Seperti dikutip dari BBC, jumlah besar puing-puing pesawat, yang hilang pada 21 Januari lalu itu, ditemukan setelah pencarian yang didanai secara pribadi dimulai.
"Kendaraan yang dioperasikan dari jarak jauh (ROV) melakukan pencarian lebih lanjut dari daerah tersebut dalam semalam, tetapi tidak mengidentifikasi potongan bangkai pesawat tambahan," demikian pernyataan AAIB, dikutip dari BBC.
"Tragisnya, dalam rekaman video dari ROV, satu penumpang terlihat di tengah-tengah reruntuhan. AAIB sekarang mempertimbangkan langkah selanjutnya, berkonsultasi dengan keluarga pilot, penumpang, dan polisi," lanjut pernyataan itu.

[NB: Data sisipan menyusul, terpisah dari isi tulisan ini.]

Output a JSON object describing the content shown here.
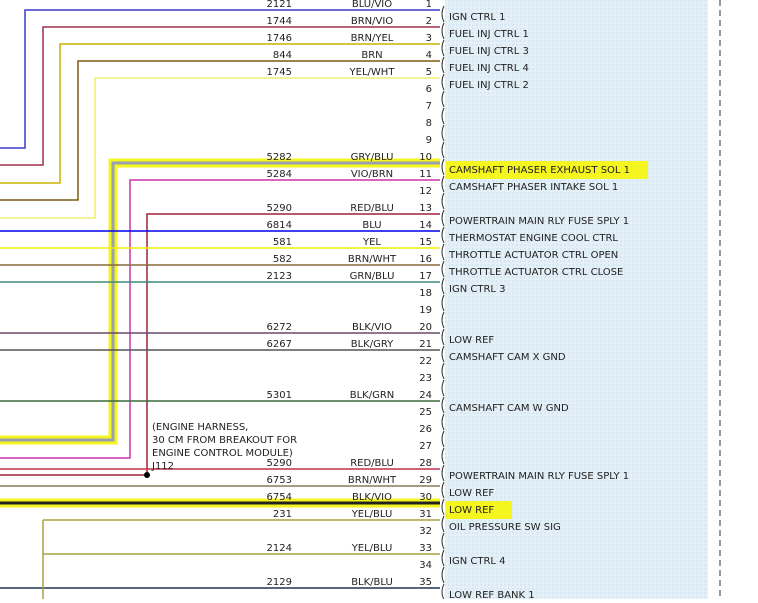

Ahli kelautan dan ilmuwan kelautan, David Mearns, membenarkan bahwa puing-puing itu ditemukan pada hari Minggu, sekitar 63 meter di bawah laut, setelah "beberapa jam" mencari di dasar laut.
"Kami menemukan puing-puing pesawat di dasar laut pada kedalaman sekitar 63 m dalam beberapa jam pertama (pencarian)," kata Mearns dalam program Radio 4's Today, seperti dikutip dari BBC, Senin.
Dia mengatakan, pesawat itu diidentifikasi oleh sonar, sebelum kapal selam dengan kamera dikirim di bawah air dan dapat memastikan itu adalah pesawat.
"Mereka melihat nomor registrasi dan kejutan terbesar adalah bahwa sebagian besar pesawat ada di sana. Kami mengharapkan untuk menemukan bidang puing," ujarnya.
Untuk diketahui, tim pencari independen dibentuk setelah pencarian resmi pesawat hilang yang ditumpangi Sala via pihak kepolisian Guernsey dihentikan.
Kepolisian memutuskan hal itu tiga hari setelah pesawat hilang kontak, dengan menyatakan kemungkinan bertahan hidup "sangat jauh".
Setelah itu, Agen Sala, Sport Cover, melakukan penggalangan dana hingga mampu mengumpulkan 300.000 euro atau setara Rp 4,8 miliar dalam waktu dua hari.
Dana tersebut kemudian digunakan untuk membentuk tim pencari independen dan menyewa dua kapal.